Since we generally do not have the luxury of addressing problems where we can identify entire finite populations and measure all values, we are forced to work with samples and to make inferences about the unknown population values. The mean or other parameter values that we compute are estimates of the true unknown values, and these estimates are subject to sampling error. Thus, the means computed from several random samples from populations with the same mean will not generally be equal. We are not able to specify what the value of a sample mean will be even if we know the population value. What we can specify is the distribution of sample means and various related statistics under such circumstances.

Thus, the logic behind the standard F-test in an ANOVA is that if all of the assumptions are met, the distribution of F-values in repeated samples will follow the theoretical central F distribution with appropriate degrees of freedom if the null hypothesis is true. The logic behind the pairwise comparison tests is identical: if the model assumptions are met and the two population means of interest are equal, the t or F statistics produced by repeated sampling will follow the appropriate theoretical central t or F distributions. The important point is that the methodology of statistical inference does not allow us to state what will happen in a particular case, only the distributions of results in repeated random samples. It thus does not preclude the possibility of logically contradictory results. This state of affairs, while disconcerting to many, is simply part of the price we pay when we seek to make inferences based on samples.

In the case of a significant omnibus F-statistic and nonsignificant pairwise comparisons, some people have proposed the explanation that while no two means are different, some more complicated contrast among the means is nonzero, leading to the significant omnibus F. Such an explanation mistakes the mechanics of the methodology of the F-statistic for the hypothesis being tested. That is, while the F-statistic can be constructed as a function of the maximal single degree of freedom contrast computable from the sample data, the hypothesis tested is still that the population means are all equal, and the contrast value can only be nonzero in the population if at least one population mean is different from the others.

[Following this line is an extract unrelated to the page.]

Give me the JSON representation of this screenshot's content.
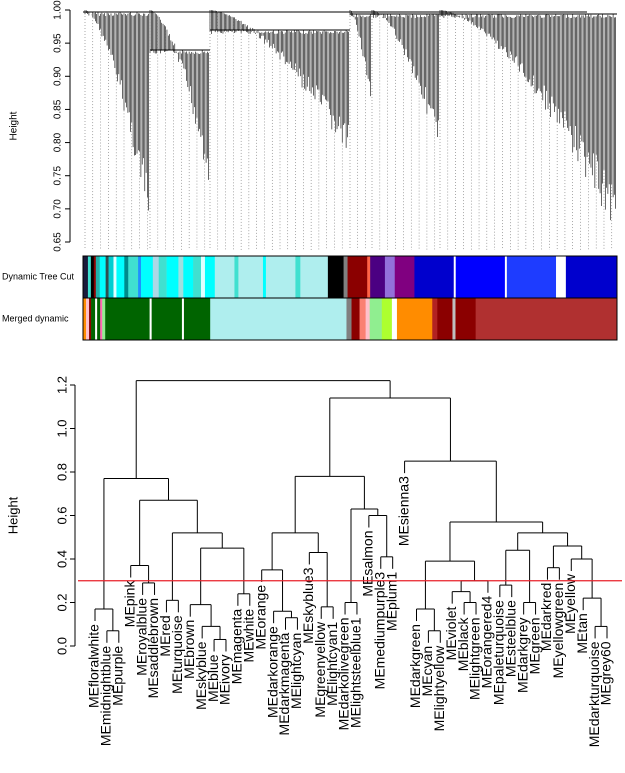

To broaden the discussion a bit and reinforce the point, consider a simple two way crosstabulation or contingency table. The two most popular test statistics for testing the null hypothesis of no population association between rows and columns are the Pearson and the Likelihood Ratio (LR) chi-squared tests. These statistics are testing the same null hypothesis and follow the same theoretical distribution under that null hypothesis, but they will sometimes yield different conclusions for a set of sample data. Again, the reason is that sampling variability means that we can only know about the distributions of the test statistics, not what they will be in particular cases.

What can we do about this? We cannot generally avoid the problem, as we are not usually in a position to identify finite populations of interest and measure all members of these populations. The best we can do is to understand the true nature of the problem and accept its implications. One is that the problem will always be with us in standard situations. The other is that we can minimize it by using larger samples, which provide us with greater levels of precision, and reduce the probability of seeing such results. As sample sizes increase to infinity, sampling errors converge to 0. Though we cannot achieve infinite sample sizes, the larger our samples, all other things being equal, the firmer our results.